Here’s a string of algebra I came across this weekend, see if you can find the error:
1. a = b
2. (a^2) = ab
3. (a^2) + (a^2) = (a^2) + ab
4. 2(a^2) = (a^2) + ab
5. 2(a^2) – 2ab = (a^2) + ab – 2ab
6. 2(a^2) – 2ab = (a^2) – ab
7. 2((a^2) – ab) = 1((a^2) – ab)
8. 2 = 1
What happened? In which step does the mistake lie? If a = 2 and b = 1 that a does not equal b.
But there didn’t appear to be any errors… so are all numbers really arbitrary and meaningless? Does 2 really equal 1?

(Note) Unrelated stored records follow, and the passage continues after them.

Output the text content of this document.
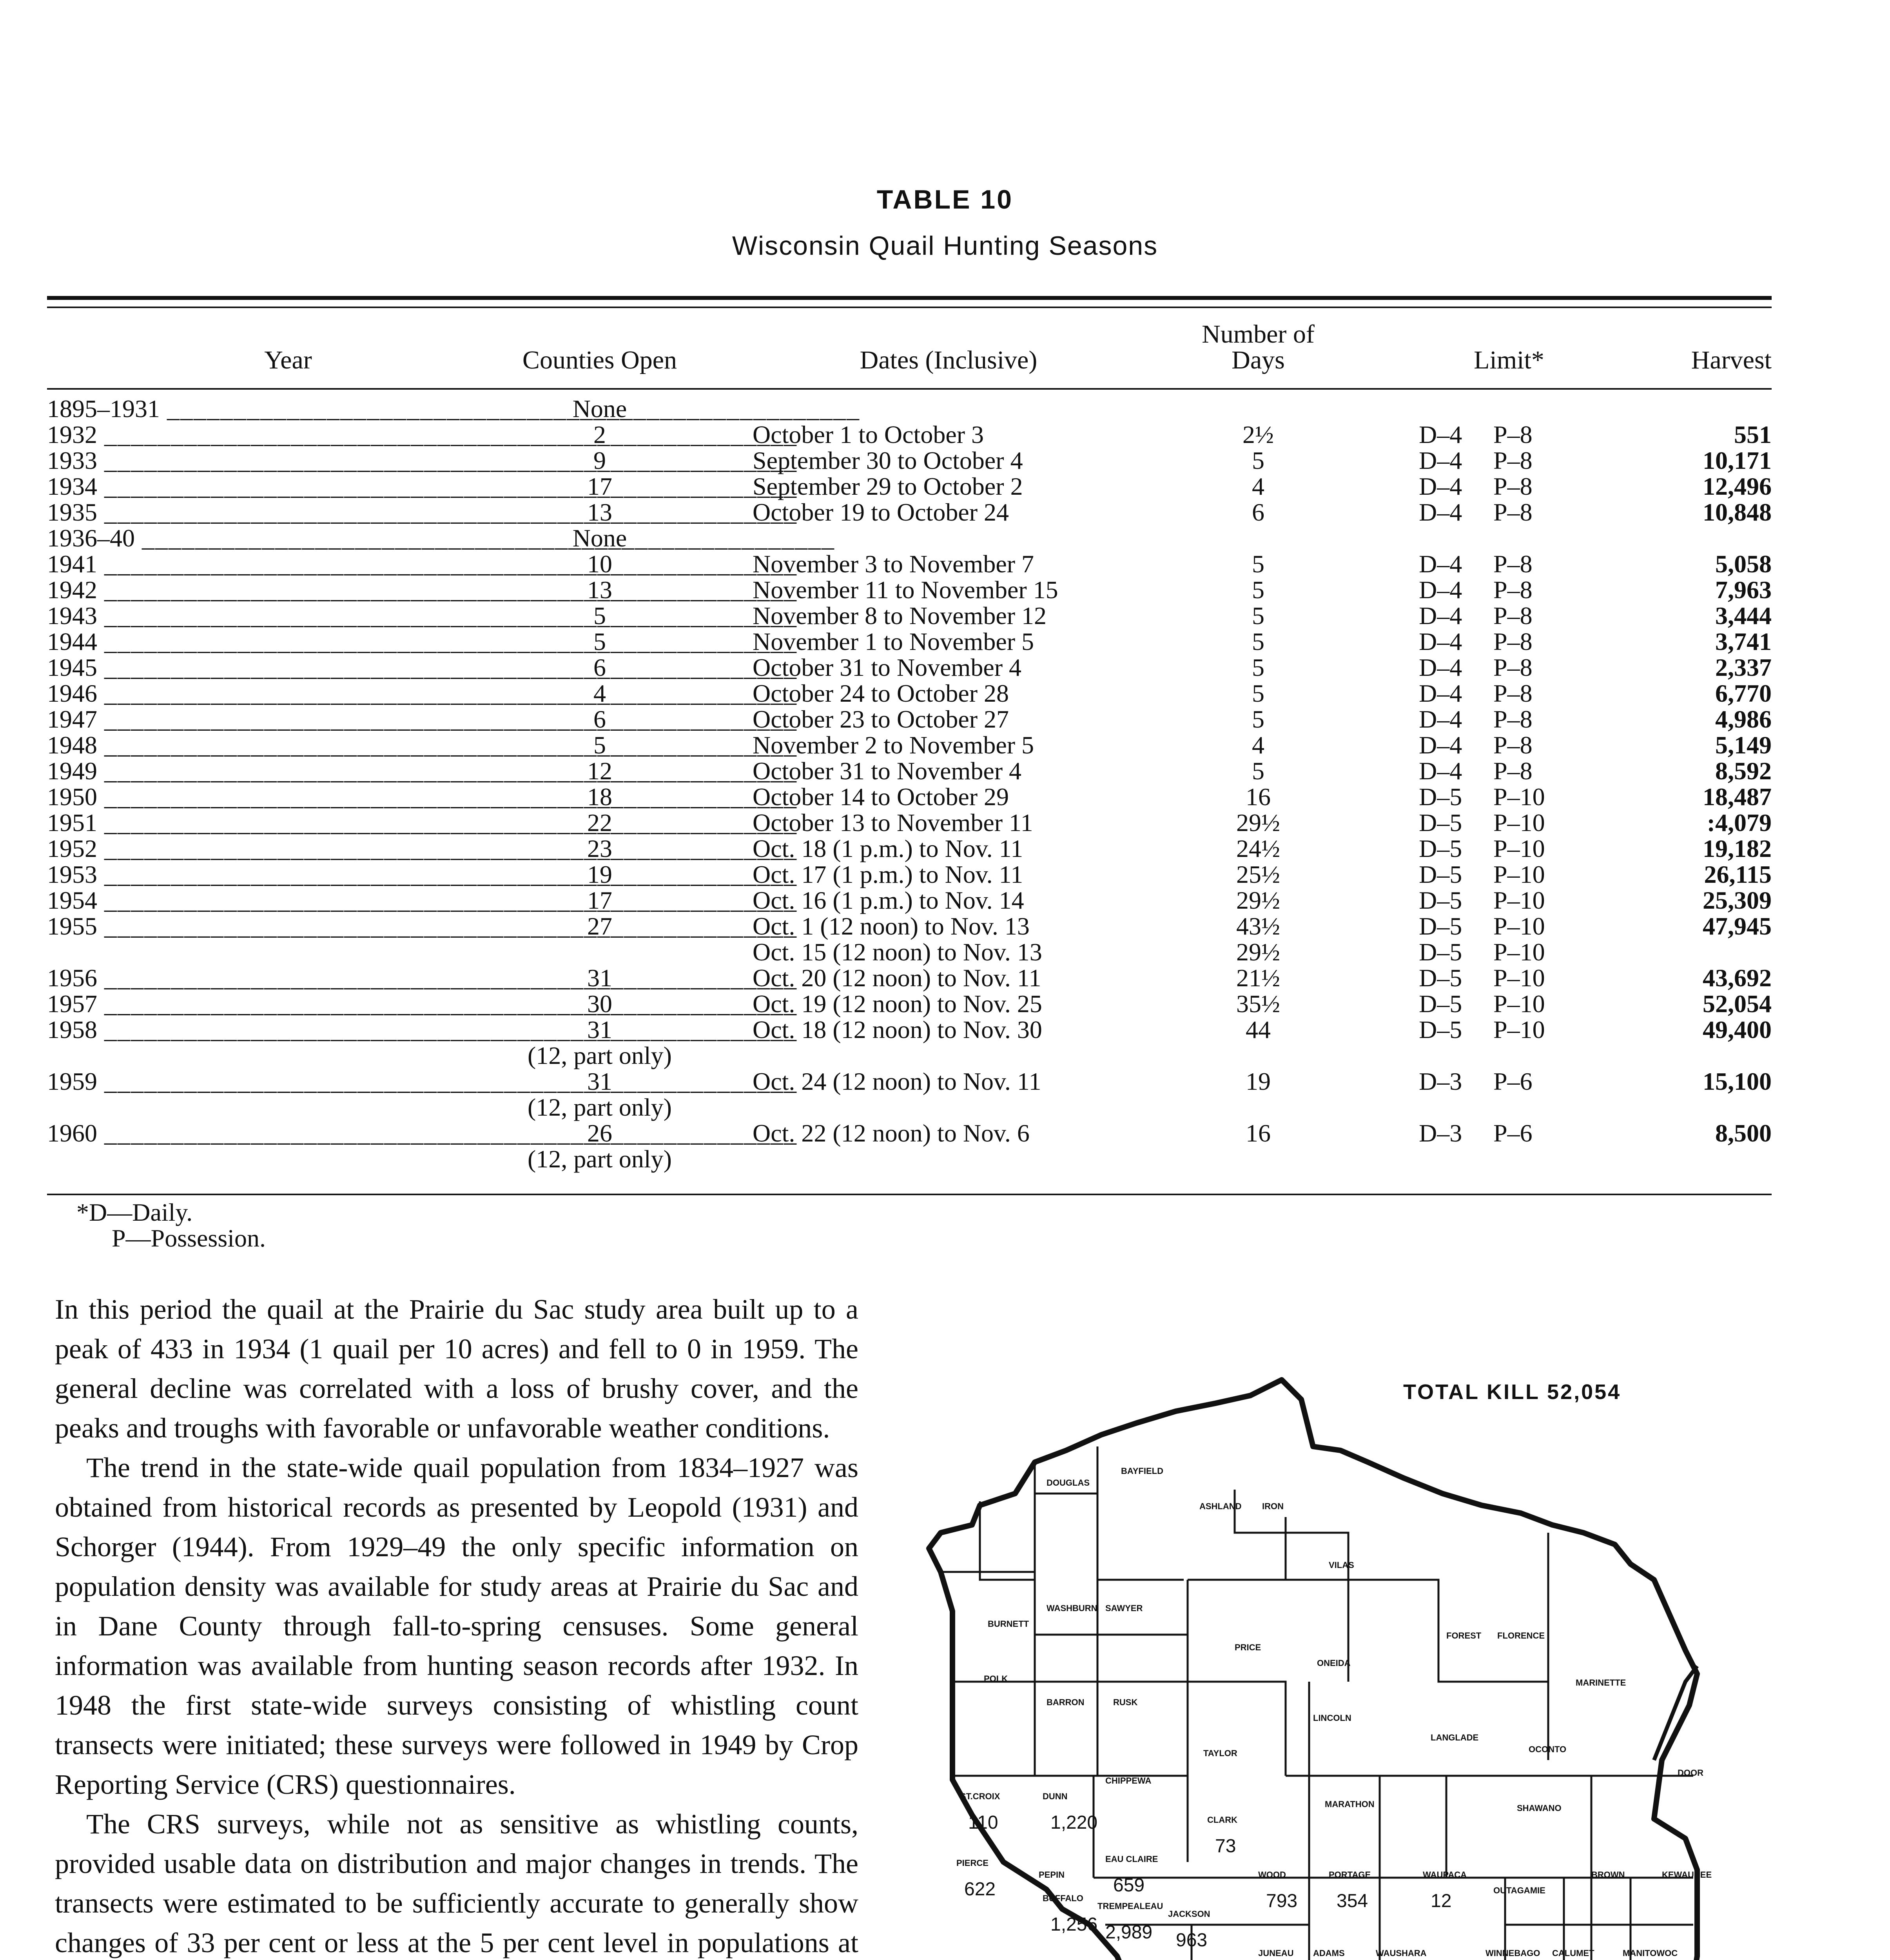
TABLE 10
Wisconsin Quail Hunting Seasons
Year	Counties Open	Dates (Inclusive)
Number of
Days	Limit*	Harvest
1895–1931 _____	None
1932 _____	2	October 1 to October 3	2½	D–4 P–8	551
1933 _____	9	September 30 to October 4	5	D–4 P–8	10,171
1934 _____	17	September 29 to October 2	4	D–4 P–8	12,496
1935 _____	13	October 19 to October 24	6	D–4 P–8	10,848
1936–40 _____	None
1941 _____	10	November 3 to November 7	5	D–4 P–8	5,058
1942 _____	13	November 11 to November 15	5	D–4 P–8	7,963
1943 _____	5	November 8 to November 12	5	D–4 P–8	3,444
1944 _____	5	November 1 to November 5	5	D–4 P–8	3,741
1945 _____	6	October 31 to November 4	5	D–4 P–8	2,337
1946 _____	4	October 24 to October 28	5	D–4 P–8	6,770
1947 _____	6	October 23 to October 27	5	D–4 P–8	4,986
1948 _____	5	November 2 to November 5	4	D–4 P–8	5,149
1949 _____	12	October 31 to November 4	5	D–4 P–8	8,592
1950 _____	18	October 14 to October 29	16	D–5 P–10	18,487
1951 _____	22	October 13 to November 11	29½	D–5 P–10	:4,079
1952 _____	23	Oct. 18 (1 p.m.) to Nov. 11	24½	D–5 P–10	19,182
1953 _____	19	Oct. 17 (1 p.m.) to Nov. 11	25½	D–5 P–10	26,115
1954 _____	17	Oct. 16 (1 p.m.) to Nov. 14	29½	D–5 P–10	25,309
1955 _____	27	Oct. 1 (12 noon) to Nov. 13	43½	D–5 P–10	47,945
Oct. 15 (12 noon) to Nov. 13	29½	D–5 P–10
1956 _____	31	Oct. 20 (12 noon) to Nov. 11	21½	D–5 P–10	43,692
1957 _____	30	Oct. 19 (12 noon) to Nov. 25	35½	D–5 P–10	52,054
1958 _____	31	Oct. 18 (12 noon) to Nov. 30	44	D–5 P–10	49,400
(12, part only)
1959 _____	31	Oct. 24 (12 noon) to Nov. 11	19	D–3 P–6	15,100
(12, part only)
1960 _____	26	Oct. 22 (12 noon) to Nov. 6	16	D–3 P–6	8,500
(12, part only)
*D—Daily.
P—Possession.

In this period the quail at the Prairie du Sac study area built up to a peak of 433 in 1934 (1 quail per 10 acres) and fell to 0 in 1959. The general decline was correlated with a loss of brushy cover, and the peaks and troughs with favorable or unfavorable weather conditions.

The trend in the state-wide quail population from 1834–1927 was obtained from historical records as presented by Leopold (1931) and Schorger (1944). From 1929–49 the only specific information on population density was available for study areas at Prairie du Sac and in Dane County through fall-to-spring censuses. Some general information was available from hunting season records after 1932. In 1948 the first state-wide surveys consisting of whistling count transects were initiated; these surveys were followed in 1949 by Crop Reporting Service (CRS) questionnaires.

The CRS surveys, while not as sensitive as whistling counts, provided usable data on distribution and major changes in trends. The transects were estimated to be sufficiently accurate to generally show changes of 33 per cent or less at the 5 per cent level in populations at

TOTAL KILL 52,054
DOUGLAS
BAYFIELD
ASHLAND IRON
VILAS
WASHBURN SAWYER
BURNETT
PRICE
ONEIDA
FOREST FLORENCE
MARINETTE
POLK
BARRON	RUSK
LINCOLN
LANGLADE
OCONTO
TAYLOR
CHIPPEWA
ST.CROIX
110
DUNN
1,220
MARATHON	SHAWANO
CLARK
73
PIERCE
622
PEPIN
EAU CLAIRE
659
WOOD
793
PORTAGE
354
WAUPACA
12
OUTAGAMIE
BROWN	KEWAUNEE
DOOR
BUFFALO
1,256
TREMPEALEAU
2,989
JACKSON
963
JUNEAU ADAMS	WAUSHARA	WINNEBAGO CALUMET	MANITOWOC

No, it doesn’t. Where is the error?
If you said step one, you’re wrong. a does equal b, we go about the whole problem on that assumption. Step two is correct too and it’s all fine up until about step five, when we subtract 2ab. On step six, upon closer examination, both sides are now equal to zero.

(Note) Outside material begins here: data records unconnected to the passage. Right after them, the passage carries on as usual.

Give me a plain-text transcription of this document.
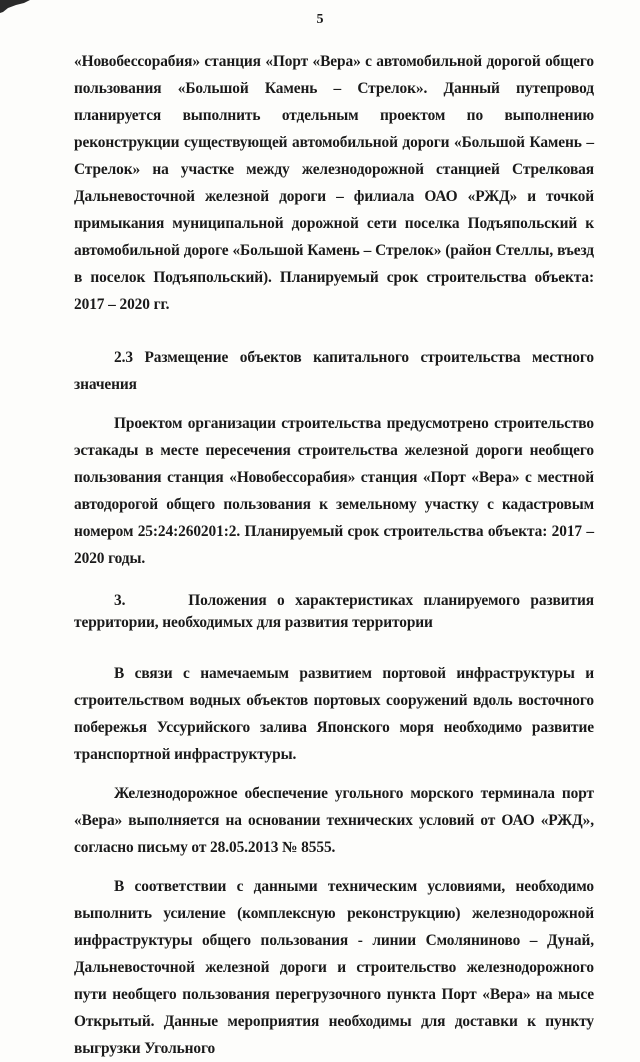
5

«Новобессорабия» станция «Порт «Вера» с автомобильной дорогой общего пользования «Большой Камень – Стрелок». Данный путепровод планируется выполнить отдельным проектом по выполнению реконструкции существующей автомобильной дороги «Большой Камень – Стрелок» на участке между железнодорожной станцией Стрелковая Дальневосточной железной дороги – филиала ОАО «РЖД» и точкой примыкания муниципальной дорожной сети поселка Подъяпольский к автомобильной дороге «Большой Камень – Стрелок» (район Стеллы, въезд в поселок Подъяпольский). Планируемый срок строительства объекта: 2017 – 2020 гг.

2.3 Размещение объектов капитального строительства местного значения

Проектом организации строительства предусмотрено строительство эстакады в месте пересечения строительства железной дороги необщего пользования станция «Новобессорабия» станция «Порт «Вера» с местной автодорогой общего пользования к земельному участку с кадастровым номером 25:24:260201:2. Планируемый срок строительства объекта: 2017 – 2020 годы.

3.	Положения о характеристиках планируемого развития территории, необходимых для развития территории

В связи с намечаемым развитием портовой инфраструктуры и строительством водных объектов портовых сооружений вдоль восточного побережья Уссурийского залива Японского моря необходимо развитие транспортной инфраструктуры.

Железнодорожное обеспечение угольного морского терминала порт «Вера» выполняется на основании технических условий от ОАО «РЖД», согласно письму от 28.05.2013 № 8555.

В соответствии с данными техническим условиями, необходимо выполнить усиление (комплексную реконструкцию) железнодорожной инфраструктуры общего пользования - линии Смоляниново – Дунай, Дальневосточной железной дороги и строительство железнодорожного пути необщего пользования перегрузочного пункта Порт «Вера» на мысе Открытый. Данные мероприятия необходимы для доставки к пункту выгрузки Угольного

a squared minus ab equals zero. But this is not where the mistake lies. If you said step seven, you’re correct. By dividing both sides by ((a^2) – ab) we were effectively dividing by zero.
In algebra, dividing by zero never goes well. By the time we get to calculus, we begin to see that almost dividing by zero results in very large numbers that approach infinity. That is limits.
So what happened by step 8 is that when we divide two by a very small number (or zero) it results in the same indeterminable, infinite quantity that results in dividing one by a very small number (or zero).